#13 Tyler Grant
Nickname: Polar Bear (who knows calculus)
Years with Mischief: 2006-2007
The largest land mammal in the world, Tyler Grant, is truly an endangered
species. With his natural northern habitat disappearing, along with the
recently-noted shrinking of some decidedly southern areas, this creature's
future is uncertain. It is fortunate for him that his extreme speed and
dexterity, not to mention his exceptionally large paws, have a hypnotic
effect on the females of his species.
Little is known about this dangerous creature, but researchers have begun
to formulate an understanding though interviews with those who have
encountered him in the wild.

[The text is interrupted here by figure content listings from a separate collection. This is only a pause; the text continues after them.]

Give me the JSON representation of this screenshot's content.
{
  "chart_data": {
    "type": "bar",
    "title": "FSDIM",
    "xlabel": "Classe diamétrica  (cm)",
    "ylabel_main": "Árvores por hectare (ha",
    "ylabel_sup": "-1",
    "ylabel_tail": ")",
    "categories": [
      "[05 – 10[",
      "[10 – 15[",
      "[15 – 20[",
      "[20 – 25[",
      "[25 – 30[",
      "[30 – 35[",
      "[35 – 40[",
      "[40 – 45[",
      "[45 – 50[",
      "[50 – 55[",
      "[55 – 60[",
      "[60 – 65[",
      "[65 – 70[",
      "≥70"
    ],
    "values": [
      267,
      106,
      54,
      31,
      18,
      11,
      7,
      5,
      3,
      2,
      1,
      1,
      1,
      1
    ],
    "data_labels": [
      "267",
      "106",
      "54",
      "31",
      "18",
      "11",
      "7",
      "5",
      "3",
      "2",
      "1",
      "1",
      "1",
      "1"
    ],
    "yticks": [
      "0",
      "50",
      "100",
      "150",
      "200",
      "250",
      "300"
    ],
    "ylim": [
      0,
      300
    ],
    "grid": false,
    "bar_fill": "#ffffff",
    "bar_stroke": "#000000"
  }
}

It is believed that because he needs to spend
so little time searching for a mate, he can devote all his energy to
enlarging his calves in an attempt to improve his already ridiculous 48"
standing vertical. It has also been noted that his internal clock is
apparently set at least 30 minutes slow, regardless of what time zone he
is in. This may be because of the inability to tell time by the sun in the
northern-most areas of his natural habitat, he never developed this
Some unexplained behaviors include the wanton movement of large boulders
into apparently random organizations, repeatedly spiking volleyballs at
inoppertune moments, shaving his fur into a half-inverted mohawk, and
performing differentiation while making Chewbacca sounds.
Playing ultimate frisbee against Tyler is not recommended. He often dazes,
humiliates, and demoralizes his opponents repeatedly, and without ceasing.
Sometimes when he is done with that he will eat them, and later get sick,
expelling them out of both ends on the side of the freeway (near where
some of his pulls end up). If you see Tyler on the field, run the other
direction - but not too fast or you may trigger his hunting instinct.